Fundamental Differentiation Rules

Quick Differentiation Rules

When learning differentiation, it helps to think in terms of how change propagates rather than just memorising formulas.

Product Rule

When two functions are multiplied, both are changing at the same time, so the total change comes from two sources:

$ \frac{d}{dx}(uv) = u’v + uv’ $

Intuition

• One term captures $u$ changing while $v$ stays fixed
• The other captures $v$ changing while $u$ stays fixed

Quotient Rule

The quotient rule can be seen as a natural extension of the product rule combined with the chain rule:

$ \frac{d}{dx}\left(\frac{u}{v}\right) = \frac{u’v - uv’}{v^2} $

Intuition

• Rewrite the quotient as $u \cdot v^{-1}$
• Then apply the product rule and chain rule

Chain Rule

The chain rule describes how change flows through multiple layers:

$ \frac{d}{dx} f(g(x)) = f’(g(x)) \cdot g’(x) $

Intuition

• Change happens in two stages
  1. The inner function $g(x)$ changes
  2. The outer function $f(\cdot)$ responds to that change

Why These Rules Work

1) Why does the Product Rule work?

$ (uv)’ = u’v + uv’ $

Core idea: both functions change, so there are two sources of change.

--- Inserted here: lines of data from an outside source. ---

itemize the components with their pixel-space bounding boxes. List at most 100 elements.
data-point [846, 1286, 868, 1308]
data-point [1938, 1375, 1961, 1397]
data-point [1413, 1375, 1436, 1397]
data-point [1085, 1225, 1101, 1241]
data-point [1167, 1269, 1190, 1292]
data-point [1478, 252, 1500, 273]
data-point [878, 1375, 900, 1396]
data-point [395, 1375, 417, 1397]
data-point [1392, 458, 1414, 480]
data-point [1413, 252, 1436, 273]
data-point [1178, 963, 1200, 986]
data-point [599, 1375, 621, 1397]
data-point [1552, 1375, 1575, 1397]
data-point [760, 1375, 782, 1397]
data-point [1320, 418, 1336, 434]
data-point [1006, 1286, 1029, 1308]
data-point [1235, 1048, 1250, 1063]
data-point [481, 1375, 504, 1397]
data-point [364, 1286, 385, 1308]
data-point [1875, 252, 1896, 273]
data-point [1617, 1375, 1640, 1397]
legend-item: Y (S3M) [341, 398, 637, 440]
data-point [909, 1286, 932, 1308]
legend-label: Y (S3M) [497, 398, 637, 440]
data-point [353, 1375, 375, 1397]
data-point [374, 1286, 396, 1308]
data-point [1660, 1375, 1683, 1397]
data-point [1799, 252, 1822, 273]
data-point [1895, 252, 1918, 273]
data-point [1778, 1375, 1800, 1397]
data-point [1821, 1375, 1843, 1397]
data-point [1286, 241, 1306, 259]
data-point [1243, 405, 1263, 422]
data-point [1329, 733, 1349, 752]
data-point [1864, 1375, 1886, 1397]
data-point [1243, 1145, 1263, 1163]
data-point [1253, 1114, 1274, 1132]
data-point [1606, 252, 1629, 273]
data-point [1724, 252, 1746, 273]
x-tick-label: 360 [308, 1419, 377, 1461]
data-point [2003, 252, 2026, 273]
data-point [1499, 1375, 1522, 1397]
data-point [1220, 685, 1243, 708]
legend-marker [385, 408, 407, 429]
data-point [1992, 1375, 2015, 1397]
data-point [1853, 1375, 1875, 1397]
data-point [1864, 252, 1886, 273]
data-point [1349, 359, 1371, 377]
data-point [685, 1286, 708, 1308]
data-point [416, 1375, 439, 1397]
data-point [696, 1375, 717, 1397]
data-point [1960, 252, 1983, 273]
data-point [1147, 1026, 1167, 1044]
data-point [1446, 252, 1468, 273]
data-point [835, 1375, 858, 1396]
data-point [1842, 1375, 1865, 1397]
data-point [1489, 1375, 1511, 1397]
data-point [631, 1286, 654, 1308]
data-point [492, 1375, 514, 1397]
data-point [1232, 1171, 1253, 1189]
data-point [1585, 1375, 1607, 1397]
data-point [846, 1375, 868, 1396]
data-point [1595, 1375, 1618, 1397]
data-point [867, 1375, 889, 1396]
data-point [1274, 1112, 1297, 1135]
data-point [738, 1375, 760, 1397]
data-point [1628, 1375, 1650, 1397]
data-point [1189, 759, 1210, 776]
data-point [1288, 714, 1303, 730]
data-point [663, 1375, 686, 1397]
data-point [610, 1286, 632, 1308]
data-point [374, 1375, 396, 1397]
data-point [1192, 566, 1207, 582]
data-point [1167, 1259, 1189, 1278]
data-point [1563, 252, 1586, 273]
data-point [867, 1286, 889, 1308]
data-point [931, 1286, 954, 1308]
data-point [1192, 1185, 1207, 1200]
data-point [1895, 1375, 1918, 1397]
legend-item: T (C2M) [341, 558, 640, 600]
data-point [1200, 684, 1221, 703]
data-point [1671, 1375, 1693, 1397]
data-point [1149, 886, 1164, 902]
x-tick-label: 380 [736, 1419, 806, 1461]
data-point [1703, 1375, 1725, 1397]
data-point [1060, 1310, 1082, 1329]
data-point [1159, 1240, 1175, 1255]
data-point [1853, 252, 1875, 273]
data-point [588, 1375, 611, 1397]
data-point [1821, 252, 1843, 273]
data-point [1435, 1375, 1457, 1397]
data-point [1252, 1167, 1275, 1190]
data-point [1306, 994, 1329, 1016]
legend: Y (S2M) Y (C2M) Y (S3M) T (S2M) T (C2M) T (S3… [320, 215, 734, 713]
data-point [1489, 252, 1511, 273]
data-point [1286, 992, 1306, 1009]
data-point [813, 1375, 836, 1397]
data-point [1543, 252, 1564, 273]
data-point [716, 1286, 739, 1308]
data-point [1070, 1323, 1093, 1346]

Suppose we have two functions $u(x)$ and $v(x)$.
If we move by a small amount $dx$, then:

• $u$ changes
• $v$ also changes

So the total change in the product is:

$ \Delta(uv) = (u + \Delta u)(v + \Delta v) - uv $

Expanding this gives:

$ uv + u\Delta v + v\Delta u + \Delta u\Delta v - uv $

The $uv$ terms cancel, leaving:

$ u\Delta v + v\Delta u + \Delta u\Delta v $

Now, $\Delta u\Delta v$ is a tiny value multiplied by another tiny value, so it becomes negligible.

So we keep:

$ u\Delta v + v\Delta u $

Dividing both sides by $dx$:

$ \frac{\Delta(uv)}{dx} = u\frac{\Delta v}{dx} + v\frac{\Delta u}{dx} $

Taking the limit gives:

$ (uv)’ = u’v + uv’ $

2) Why does the Quotient Rule work?

$ \left(\frac{u}{v}\right)’ = \frac{u’v - uv’}{v^2} $

Core idea: a quotient can be rewritten as a product with a reciprocal.

$ \frac{u}{v} = u \cdot v^{-1} $

Differentiate using the product rule:

$ \frac{d}{dx}(u v^{-1}) = u(v^{-1})’ + u’v^{-1} $

Now differentiate $v^{-1}$ using the chain rule:

$ (v^{-1})’ = -v^{-2}v’ $

Substitute back:

$ u(-v^{-2}v’) + u’v^{-1} $

Rearranging:

$ \frac{u’v - uv’}{v^2} $

So the quotient rule is really just the product rule + chain rule.

3) Why does the Chain Rule work?

$ \frac{d}{dx}f(g(x)) = f’(g(x)) \cdot g’(x) $

Core idea: change happens in two stages.

• If $x$ changes, then $g(x)$ changes
• If $g(x)$ changes, then $f(g(x))$ changes

So the rate of change is passed along like a chain.

Using small changes:

$ \Delta f = f’(g) \cdot \Delta g $

and

$ \Delta g = g’(x) \cdot \Delta x $

Combine them:

$ \Delta f = f’(g) \cdot g’(x) \cdot \Delta x $

Now divide by $\Delta x$:

$ \frac{\Delta f}{\Delta x} = f’(g(x))g’(x) $

Taking the limit gives:

$ \frac{df}{dx} = f’(g(x))g’(x) $

Summary

• Product rule → both parts change, so two change terms appear
• Quotient rule → comes from rewriting as a product with a reciprocal
• Chain rule → change propagates through layers

Once you see the intuition, these rules feel much more natural than just memorising formulas.